Batch address validation
For data-quality cleanup of an existing database — backfilling
formatted_address, attaching lat/lng, flagging low-confidence
records — run a controlled batch against the API. This is a Node
script pattern, not a request-time one.
Sizing the job
Per address: one HTTP request, ~150-400ms server-side, ~5KB response. The default client retries 5xx/429 with backoff. Sensible defaults:
- Concurrency: 8-16 in-flight requests (not 100s).
- Per-call timeout: 15s (not the 5s request-time default).
maxRetries: 5(longer batches absorb more transient blips).- Persistent client, one per process.
Going wider than ~16 will start hitting rate limits and your retry budget burns down. If you need higher throughput, talk to Acuris about your plan — the API has burst headroom but the per-key steady-state limit applies.
Script template
// scripts/backfill-acuris.ts
import { readFile, writeFile } from "node:fs/promises";
import {
AcurisClient,
validateAddress,
AcurisError,
AcurisRateLimitError,
} from "@acuris-geo/av-sdk";
interface Row {
id: string;
raw_address: string;
country: string; // ISO-3 lowercase
}
interface OutRow extends Row {
formatted_address?: string;
lat?: number;
lng?: number;
accuracy_type?: string | null;
confidence?: number;
error?: string;
}
const client = new AcurisClient({
apiKey: process.env.ACURIS_API_KEY,
timeoutMs: 15_000,
maxRetries: 5,
});
const CONCURRENCY = 12;
async function processOne(row: Row): Promise<OutRow> {
try {
const v = await validateAddress(client, row.raw_address, { country: row.country });
return {
...row,
formatted_address: v.standardized?.formatted_address,
lat: v.lat, lng: v.lng,
accuracy_type: v.accuracy_type,
confidence: v.confidence,
};
} catch (err) {
return { ...row, error: err instanceof AcurisError ? `${err.name}: ${err.message}` : String(err) };
}
}
async function runBatch(rows: Row[]): Promise<OutRow[]> {
const out: OutRow[] = [];
let cursor = 0;
await Promise.all(
Array.from({ length: CONCURRENCY }, async () => {
while (cursor < rows.length) {
const i = cursor++;
const r = await processOne(rows[i]);
out[i] = r;
if ((cursor & 0xFF) === 0) process.stderr.write(` processed ${cursor}/${rows.length}\n`);
}
}),
);
return out;
}
(async () => {
const inFile = process.argv[2] ?? "addresses.json";
const outFile = process.argv[3] ?? "addresses-validated.json";
const rows: Row[] = JSON.parse(await readFile(inFile, "utf8"));
console.error(`Processing ${rows.length} rows with concurrency=${CONCURRENCY}...`);
const t = Date.now();
const out = await runBatch(rows);
await writeFile(outFile, JSON.stringify(out, null, 2));
console.error(`Done in ${((Date.now() - t)/1000).toFixed(1)}s → ${outFile}`);
})();
Run with:
ACURIS_API_KEY=… node scripts/backfill-acuris.ts addresses.json out.json
Resuming and idempotency
Long batches inevitably get interrupted. Make the script resumable:
- Emit results to an append-only file (
.jsonl) rather than a single JSON blob — interrupted runs leave a usable partial file. - Track
ids already processed in a sidecarprocessed-ids.txt; on startup, skip those. - Don’t rely on the input file order — write the
idinto every output row and reconcile by id when merging into your database.
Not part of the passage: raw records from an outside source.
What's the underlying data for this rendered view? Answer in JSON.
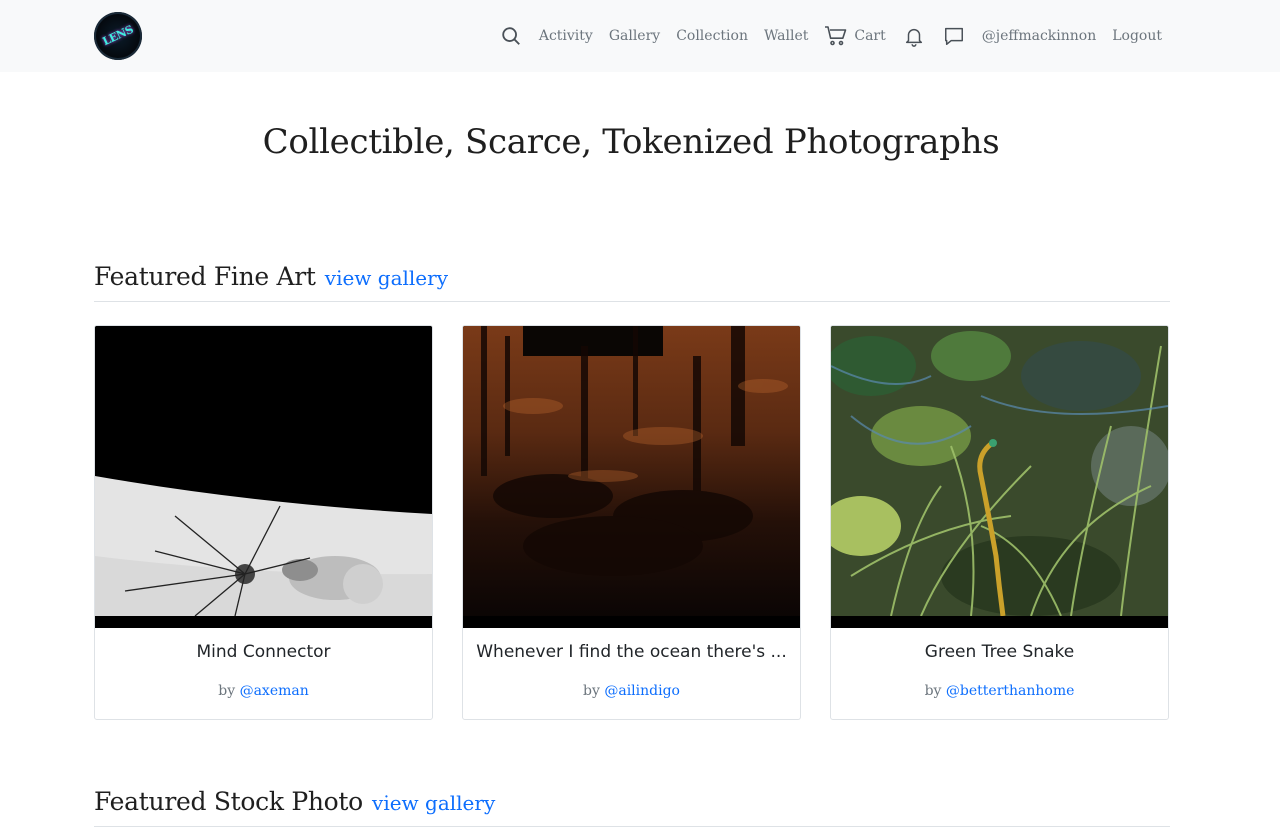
{
  "nav": {
    "logo_text": "LENS",
    "items": {
      "activity": "Activity",
      "gallery": "Gallery",
      "collection": "Collection",
      "wallet": "Wallet",
      "cart": "Cart",
      "user": "@jeffmackinnon",
      "logout": "Logout"
    },
    "icons": [
      "search-icon",
      "cart-icon",
      "bell-icon",
      "message-icon"
    ]
  },
  "hero": {
    "title": "Collectible, Scarce, Tokenized Photographs"
  },
  "sections": [
    {
      "heading": "Featured Fine Art",
      "link": "view gallery",
      "cards": [
        {
          "title": "Mind Connector",
          "by_prefix": "by",
          "author": "@axeman"
        },
        {
          "title": "Whenever I find the ocean there's ...",
          "by_prefix": "by",
          "author": "@ailindigo"
        },
        {
          "title": "Green Tree Snake",
          "by_prefix": "by",
          "author": "@betterthanhome"
        }
      ]
    },
    {
      "heading": "Featured Stock Photo",
      "link": "view gallery"
    }
  ],
  "colors": {
    "link": "#0d6efd",
    "navbar_bg": "#f8f9fa",
    "muted": "#6c757d"
  }
}
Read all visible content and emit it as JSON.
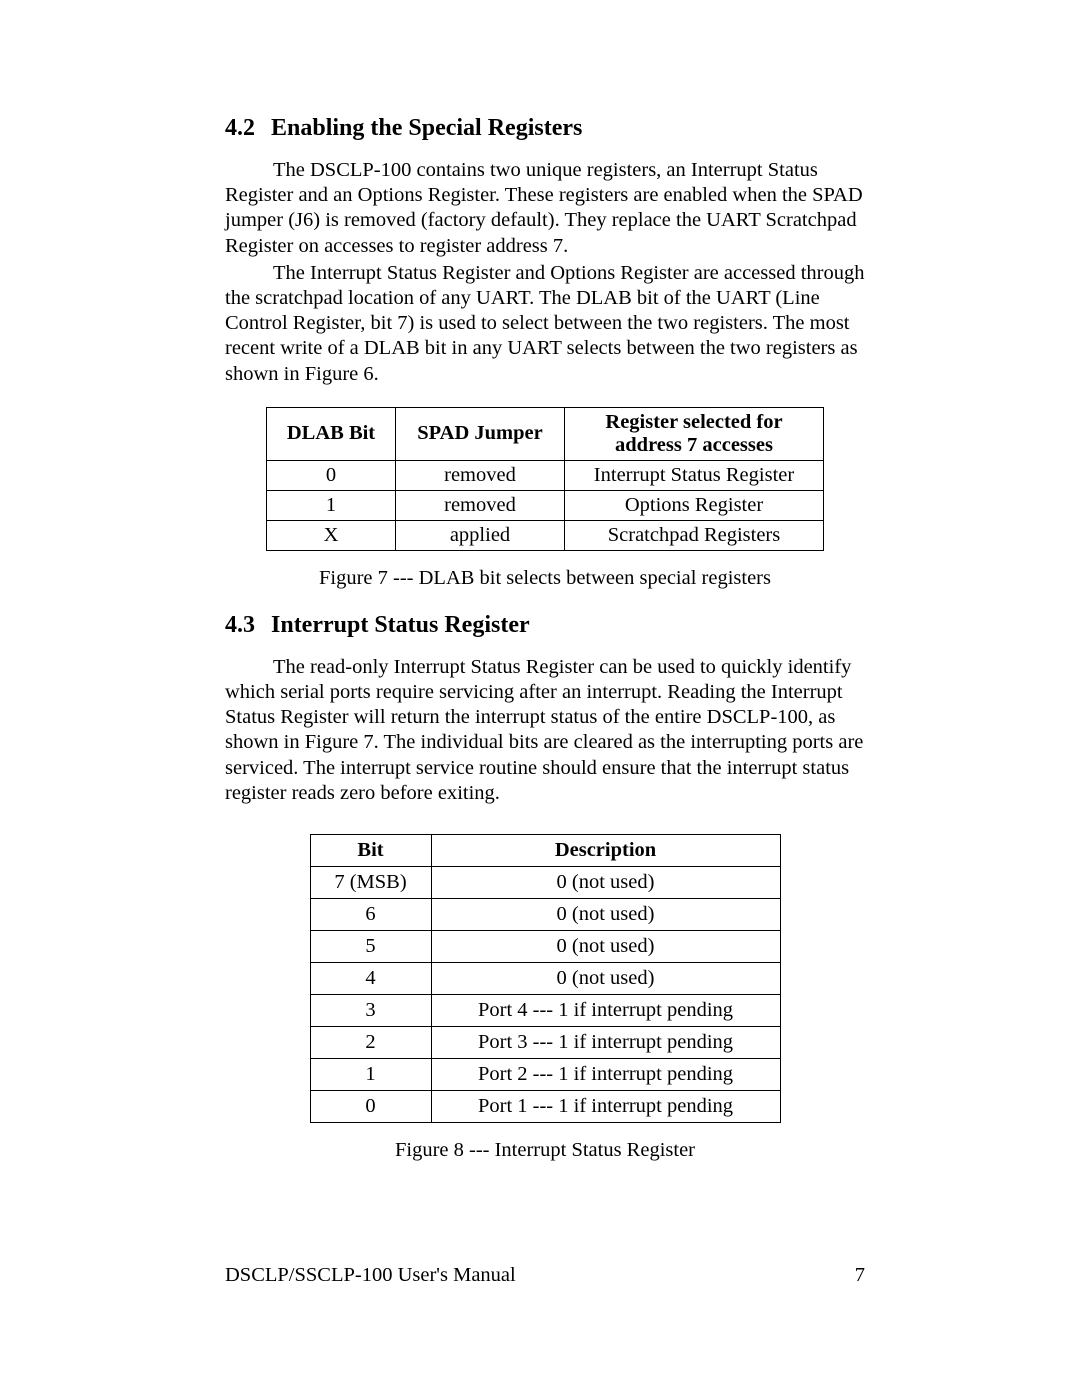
{
  "section42": {
    "number": "4.2",
    "title": "Enabling the Special Registers",
    "p1": "The DSCLP-100 contains two unique registers, an Interrupt Status Register and an Options Register.  These registers are enabled when the SPAD jumper (J6) is removed (factory default).  They replace the UART Scratchpad Register on accesses to register address 7.",
    "p2": "The Interrupt Status Register and Options Register are  accessed through the scratchpad location of any UART.  The DLAB bit of the UART (Line Control Register, bit 7) is used to select between the two registers.  The most recent write of a DLAB bit in any UART selects between the two registers as shown in Figure 6."
  },
  "table1": {
    "headers": {
      "h1": "DLAB Bit",
      "h2": "SPAD Jumper",
      "h3_line1": "Register selected for",
      "h3_line2": "address 7 accesses"
    },
    "rows": [
      {
        "c1": "0",
        "c2": "removed",
        "c3": "Interrupt Status Register"
      },
      {
        "c1": "1",
        "c2": "removed",
        "c3": "Options Register"
      },
      {
        "c1": "X",
        "c2": "applied",
        "c3": "Scratchpad Registers"
      }
    ],
    "caption": "Figure 7 --- DLAB bit selects between special registers"
  },
  "section43": {
    "number": "4.3",
    "title": "Interrupt Status Register",
    "p1": "The read-only Interrupt Status Register can be used to quickly identify which serial ports require servicing after an interrupt.  Reading the Interrupt Status Register will return the interrupt status of the entire DSCLP-100, as shown in Figure 7.  The individual bits are cleared as the interrupting ports are serviced.  The interrupt service routine should ensure that the interrupt status register reads zero before exiting."
  },
  "table2": {
    "headers": {
      "h1": "Bit",
      "h2": "Description"
    },
    "rows": [
      {
        "c1": "7  (MSB)",
        "c2": "0 (not used)"
      },
      {
        "c1": "6",
        "c2": "0 (not used)"
      },
      {
        "c1": "5",
        "c2": "0 (not used)"
      },
      {
        "c1": "4",
        "c2": "0 (not used)"
      },
      {
        "c1": "3",
        "c2": "Port 4 --- 1 if interrupt pending"
      },
      {
        "c1": "2",
        "c2": "Port 3 --- 1 if interrupt pending"
      },
      {
        "c1": "1",
        "c2": "Port 2 --- 1 if interrupt pending"
      },
      {
        "c1": "0",
        "c2": "Port 1 --- 1 if interrupt pending"
      }
    ],
    "caption": "Figure 8 --- Interrupt Status Register"
  },
  "footer": {
    "left": "DSCLP/SSCLP-100 User's Manual",
    "right": "7"
  }
}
import { appendFile } from "node:fs/promises";
const out = "addresses.jsonl";
async function emit(row: OutRow) {
await appendFile(out, JSON.stringify(row) + "\n");
}
What to do with the results
confidence + accuracy_type decide your next action per row:
function bucket(r: OutRow): "good" | "review" | "fix" {
if (!r.accuracy_type || r.confidence == null) return "fix";
if (r.confidence >= 0.9 && r.accuracy_type !== "centroid") return "good";
if (r.confidence >= 0.6) return "review";
return "fix";
}
good: auto-mergestandardized.*+ coords into your row.review: queue for human triage — keep original side-by-side with Acuris’s suggestion.fix: original is unrecoverable; the cheapest fix is to ask the customer next time they log in.
Rate limits and politeness
The SDK absorbs 429 with exponential backoff. If you see AcurisRateLimitError
propagate after retries:
- Drop concurrency by half.
- Check
err.retryAfterSecondsand sleep at least that long before the next attempt. - Don’t open a second key to multiply throughput. Talk to Acuris first.